Before environmental remediation, a detailed and independent assessment of the depth and spread of contamination is required. Despite requests from the public and directions by the Supreme Court Monitoring Committee (SCMC) urging the TNPCB to independently assess contamination, the regulator has taken not a single soil sample in the last 14 years and Unilever’s report remains the basis for the clean-up.

A Local Area Committee formed by the TNPCB in 2004, with residents and ex-workers as members, had questioned this report as well as Unilever’s proposal to clean up the contaminated areas based on a Dutch residential standard of 10 mg mercury per kilogram of soil. They pointed out that as the site was located atop a forest, it should be cleaned up for targeted future use as a watershed and not merely as a residential area. In response, the TNPCB sidelined this ‘troublesome’ local committee.

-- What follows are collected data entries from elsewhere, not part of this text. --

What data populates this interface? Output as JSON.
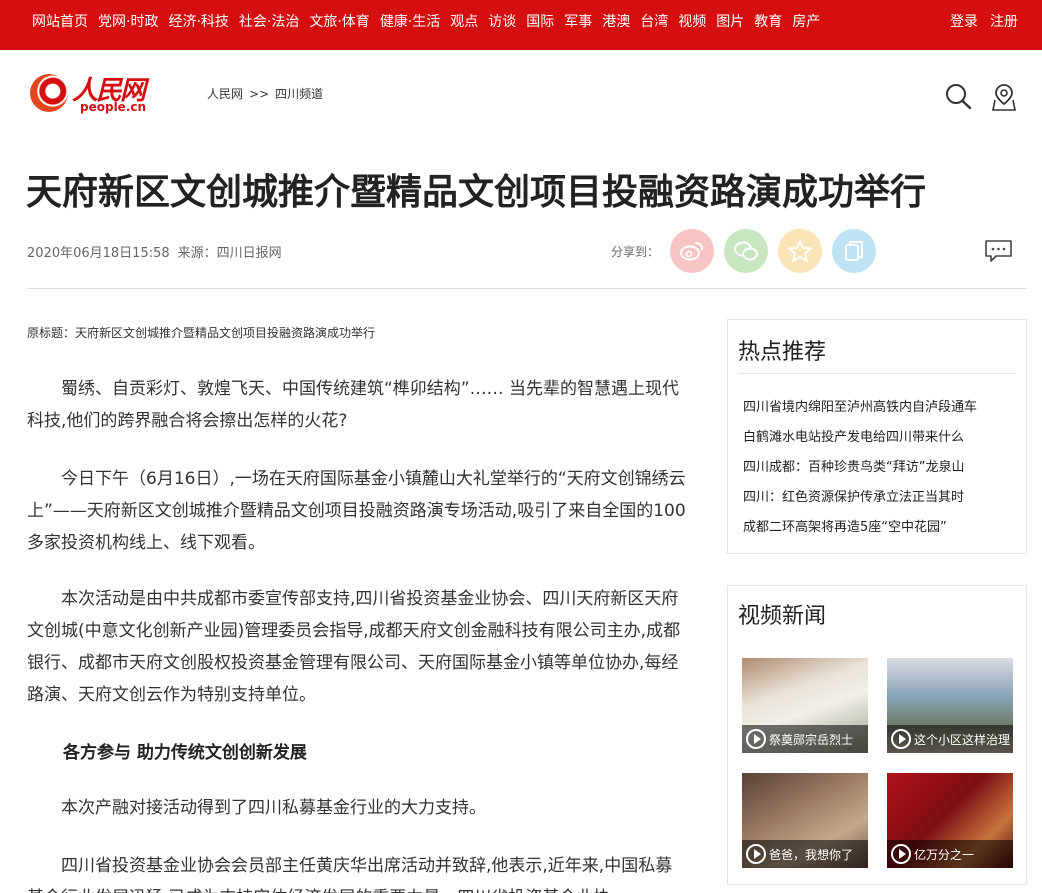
{
  "topnav": {
    "items": [
      "网站首页",
      "党网·时政",
      "经济·科技",
      "社会·法治",
      "文旅·体育",
      "健康·生活",
      "观点",
      "访谈",
      "国际",
      "军事",
      "港澳",
      "台湾",
      "视频",
      "图片",
      "教育",
      "房产"
    ],
    "login": "登录",
    "register": "注册"
  },
  "header": {
    "logo_cn": "人民网",
    "logo_en": "people.cn",
    "breadcrumb": [
      "人民网",
      ">>",
      "四川频道"
    ]
  },
  "article": {
    "title": "天府新区文创城推介暨精品文创项目投融资路演成功举行",
    "date": "2020年06月18日15:58",
    "source": "来源：四川日报网",
    "share_label": "分享到：",
    "original_title": "原标题：天府新区文创城推介暨精品文创项目投融资路演成功举行",
    "paragraphs": [
      "蜀绣、自贡彩灯、敦煌飞天、中国传统建筑“榫卯结构”…… 当先辈的智慧遇上现代科技,他们的跨界融合将会擦出怎样的火花?",
      "今日下午（6月16日）,一场在天府国际基金小镇麓山大礼堂举行的“天府文创锦绣云上”——天府新区文创城推介暨精品文创项目投融资路演专场活动,吸引了来自全国的100多家投资机构线上、线下观看。",
      "本次活动是由中共成都市委宣传部支持,四川省投资基金业协会、四川天府新区天府文创城(中意文化创新产业园)管理委员会指导,成都天府文创金融科技有限公司主办,成都银行、成都市天府文创股权投资基金管理有限公司、天府国际基金小镇等单位协办,每经路演、天府文创云作为特别支持单位。",
      "各方参与 助力传统文创创新发展",
      "本次产融对接活动得到了四川私募基金行业的大力支持。",
      "四川省投资基金业协会会员部主任黄庆华出席活动并致辞,他表示,近年来,中国私募基金行业发展迅猛,已成为支持实体经济发展的重要力量。四川省投资基金业协"
    ]
  },
  "sidebar": {
    "hot_title": "热点推荐",
    "hot_items": [
      "四川省境内绵阳至泸州高铁内自泸段通车",
      "白鹤滩水电站投产发电给四川带来什么",
      "四川成都：百种珍贵鸟类“拜访”龙泉山",
      "四川：红色资源保护传承立法正当其时",
      "成都二环高架将再造5座“空中花园”"
    ],
    "video_title": "视频新闻",
    "videos": [
      "祭奠郧宗岳烈士",
      "这个小区这样治理",
      "爸爸，我想你了",
      "亿万分之一"
    ]
  },
  "colors": {
    "brand_red": "#d50f0f",
    "weibo": "#f7c4c4",
    "wechat": "#c8e6c0",
    "qzone": "#fbe3b8",
    "copy": "#bfe3f5"
  }
}
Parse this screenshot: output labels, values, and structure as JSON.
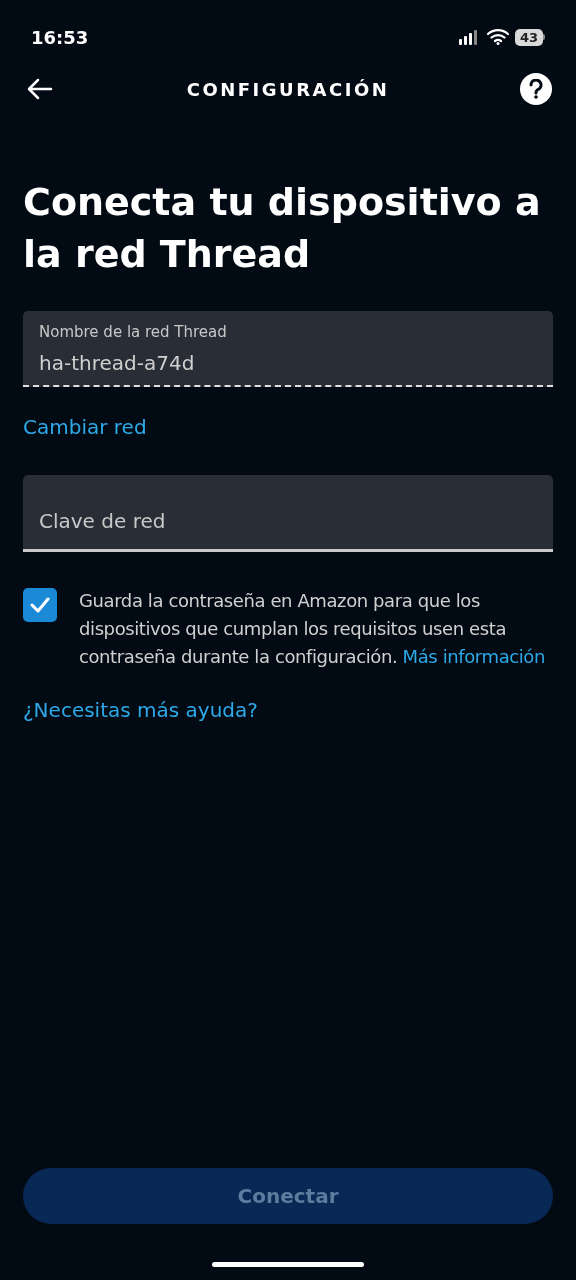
{
  "status_bar": {
    "time": "16:53",
    "battery": "43"
  },
  "header": {
    "title": "CONFIGURACIÓN"
  },
  "heading": "Conecta tu dispositivo a la red Thread",
  "network_name_field": {
    "label": "Nombre de la red Thread",
    "value": "ha-thread-a74d"
  },
  "change_network_link": "Cambiar red",
  "network_key_field": {
    "placeholder": "Clave de red"
  },
  "save_password": {
    "checked": true,
    "text": "Guarda la contraseña en Amazon para que los dispositivos que cumplan los requisitos usen esta contraseña durante la configuración.",
    "link": "Más información"
  },
  "help_link": "¿Necesitas más ayuda?",
  "connect_button": {
    "label": "Conectar",
    "disabled": true
  }
}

It has not been convened since 2005.

Instead of commissioning a study by itself, as directed by the SCMC, TNPCB allowed Unilever to engage the National Environment Engineering Institute (NEERI) directly to set the standards. Ironically, NEERI head and SCMC member Dr. Tapan Chakraborti, who had insisted on a clean-up standard of 2 mg/kg in May 2005, in a report submitted in 2007, backed Unilever’s case for a relaxed standard.

NEERI’s argument for diluting the standard is candid: “The benefits likely to accrue out of stricter norms are to be compared against the additional cost [to Unilever] that may be incurred while undertaking such projects.” The proposed standards were geared to protect the financial health of Unilever.

If the writ of experts such as these is allowed to prevail, the Kodaikanal site will remain a significant reservoir of mercury even after the clean-up, leaking deadly neuro and nephrotoxin into Kodaikanal’s lakes and the Pambar Shola watershed forests. These forests form the catchment area for southern Tamil Nadu’s lifeline, the river Vaigai.

Any policy for remediation of contaminated sites should be based on sound science. And science is sound only when scientists and their work are subject to public scrutiny. That is why activists and residents are calling for transparency and public participation as the only way to keep government bodies and experts from toeing the corporate line.

(Nityanand Jayaraman is a Chennai-based writer and social activist who has been part of the struggles for justice in Bhopal and Kodaikanal.)